I had bought the cassette from a posh music store on Birhana Road in Kanpur on my 13th birthday. I had heard one of its songs on TV and had fallen in love with the poetry. Lucky for me, my birthday was close and I could arm-twist my uncle into buying it for me as a present. Thus came about my formal introduction with Gulzar, whose birthday happens to fall on August 18.
For the next 10 years, until I married a music aficionado who introduced me to a lot more of Gulzar and RD Burman, the tape remained my friend, philosopher and guide. It taught me about love and life: between the two sides you had everything from falling in love, to romance, to longing, and of course philosophy. (How can you not have a generous dose of philosophy when you have Gulzar writing the songs?)
It is difficult to pin-point which side was my favourite though. For on one side you had poetic masterpieces like "Tujhse Naaraaz Nahi Zindagi" and "Do Naina Ek Kahani"-- songs that summarise life for you in less than two minutes, while on the other you had lyrical gems like "Aapki Aankhon Mein Kuch" and "Phir Wahi Raat Hai", songs that are epitome of romanticism.
"When I fell in love, I hummed 'Aajkal Paaon Zamin Pe Nahi Padte Mere', sometimes smiling, sometimes blushing to myself. When I longed for my love, I found peace in 'Tere Bina Jiya Jaye Na'..."
At different points in my life, I found myself attracted to different songs. And while the music was beautiful, it was the poetry that I was attached to most. When I was dejected I found peace in the philosophy of "Tujhse Naraaz Nahi Zindagi" which sums up the ironies of life. When I was heartbroken I listened to "Do Naina Ek Kahani". Oh! how beautifully Gulzar describes it: Thoda sa badal, thoda sa pani, aur ek kahani" -- true what is life but a long story?
When I fell in love, I hummed "Aajkal Paaon Zamin Pe Nahi Padte Mere", sometimes smiling, sometimes blushing to myself. When I longed for my love, I found peace in "Tere Bina Jiya Jaye Na" (it is another story that I was found singing "Do Naina" soon after). In the rare event that my love was realised, I indulged in "Aapki Aankhon Mein Kuch" -- a playful duet by Kishore Kumar and Lata Mangeshkar. The song remains one of my all-time favourites and the only Lata Mangeshkar song I can sing well, even now.

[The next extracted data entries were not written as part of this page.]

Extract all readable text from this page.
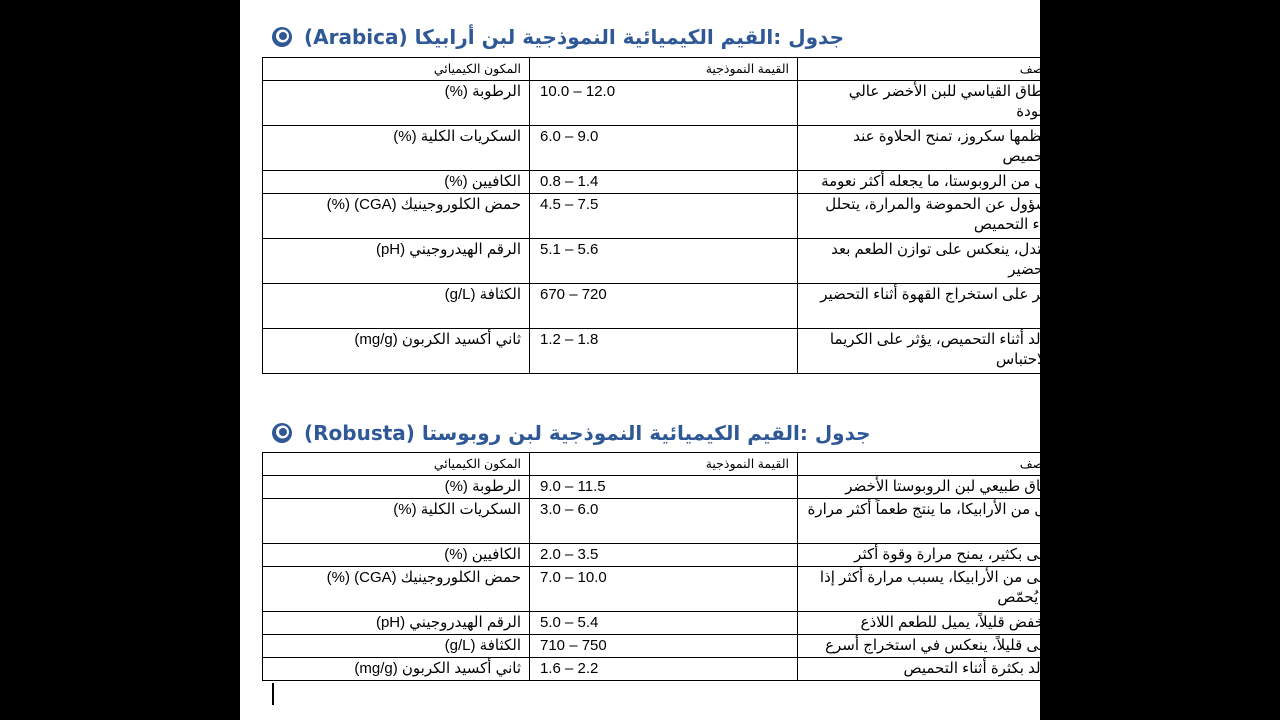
جدول :القيم الكيميائية النموذجية لبن أرابيكا (Arabica)
المكون الكيميائي	القيمة النموذجية	الوصف
الرطوبة (%)	10.0 – 12.0	النطاق القياسي للبن الأخضر عالي الجودة
السكريات الكلية (%)	6.0 – 9.0	معظمها سكروز، تمنح الحلاوة عند التحميص
الكافيين (%)	0.8 – 1.4	أقل من الروبوستا، ما يجعله أكثر نعومة
حمض الكلوروجينيك (CGA) (%)	4.5 – 7.5	مسؤول عن الحموضة والمرارة، يتحلل أثناء التحميص
الرقم الهيدروجيني (pH)	5.1 – 5.6	معتدل، ينعكس على توازن الطعم بعد التحضير
الكثافة (g/L)	670 – 720	تؤثر على استخراج القهوة أثناء التحضير
ثاني أكسيد الكربون (mg/g)	1.2 – 1.8	يتولد أثناء التحميص، يؤثر على الكريما والاحتباس
جدول :القيم الكيميائية النموذجية لبن روبوستا (Robusta)
المكون الكيميائي	القيمة النموذجية	الوصف
الرطوبة (%)	9.0 – 11.5	نطاق طبيعي لبن الروبوستا الأخضر
السكريات الكلية (%)	3.0 – 6.0	أقل من الأرابيكا، ما ينتج طعماً أكثر مرارة
الكافيين (%)	2.0 – 3.5	أعلى بكثير، يمنح مرارة وقوة أكثر
حمض الكلوروجينيك (CGA) (%)	7.0 – 10.0	أعلى من الأرابيكا، يسبب مرارة أكثر إذا لم يُحمّص
الرقم الهيدروجيني (pH)	5.0 – 5.4	منخفض قليلاً، يميل للطعم اللاذع
الكثافة (g/L)	710 – 750	أعلى قليلاً، ينعكس في استخراج أسرع
ثاني أكسيد الكربون (mg/g)	1.6 – 2.2	يتولد بكثرة أثناء التحميص
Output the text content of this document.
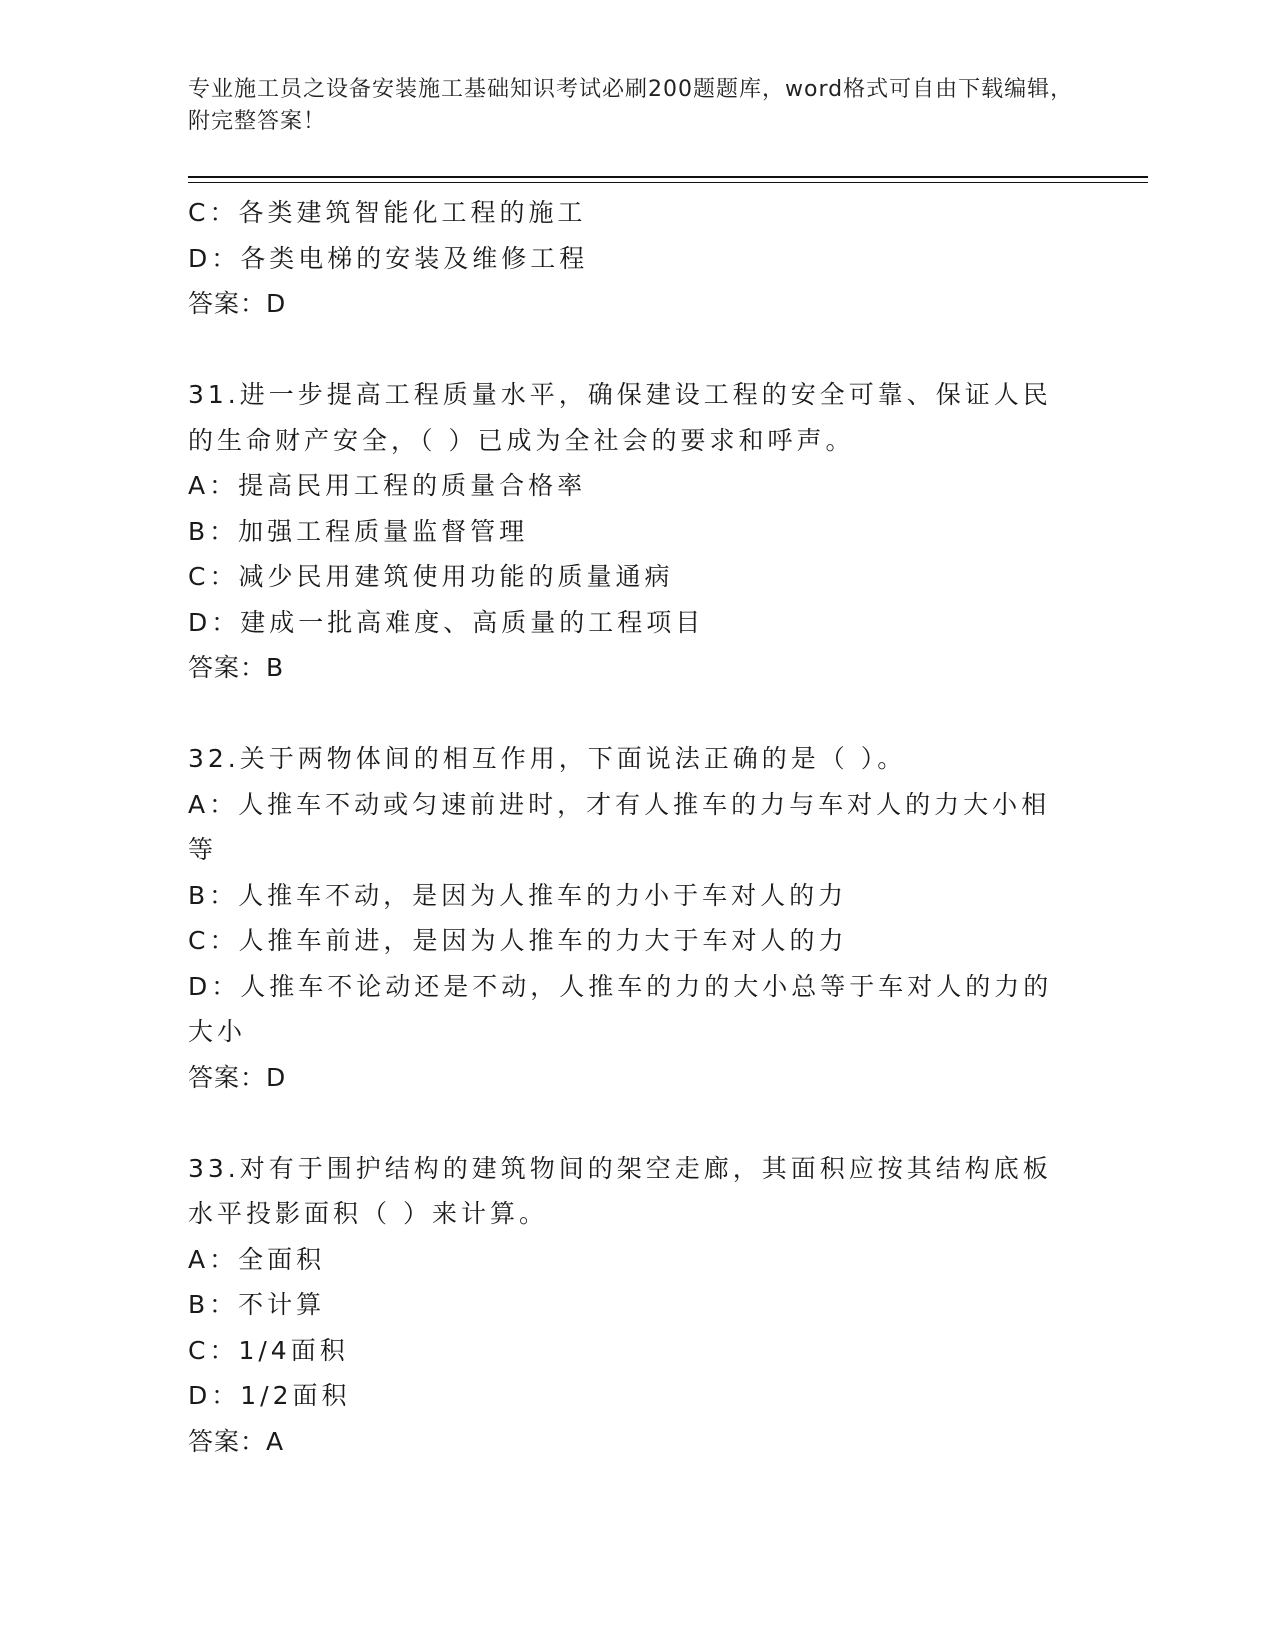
专业施工员之设备安装施工基础知识考试必刷200题题库，word格式可自由下载编辑，附完整答案！
C：各类建筑智能化工程的施工
D：各类电梯的安装及维修工程
答案：D
31.进一步提高工程质量水平，确保建设工程的安全可靠、保证人民的生命财产安全，（ ）已成为全社会的要求和呼声。
A：提高民用工程的质量合格率
B：加强工程质量监督管理
C：减少民用建筑使用功能的质量通病
D：建成一批高难度、高质量的工程项目
答案：B
32.关于两物体间的相互作用，下面说法正确的是（ ）。
A：人推车不动或匀速前进时，才有人推车的力与车对人的力大小相等
B：人推车不动，是因为人推车的力小于车对人的力
C：人推车前进，是因为人推车的力大于车对人的力
D：人推车不论动还是不动，人推车的力的大小总等于车对人的力的大小
答案：D
33.对有于围护结构的建筑物间的架空走廊，其面积应按其结构底板水平投影面积（ ）来计算。
A：全面积
B：不计算
C：1/4面积
D：1/2面积
答案：A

And then life happened. Suddenly I was uprooted from my comfort zone and planted in a strange place where there was no time for love, romance, philosophy or poetry. Life became an endless cycle of work, home, family, chores, and then children followed. Ghar and Masoom were now like long-forgotten friends -- I thought of them sometimes, but never felt the need to go back to them.
Last week, when I found myself alone at home for two full days after a very, very long gap, I was reminded of my long lost love for the album. For the past two days I have been learning life's lessons afresh. Yet again from the master of the craft -- Gulzar.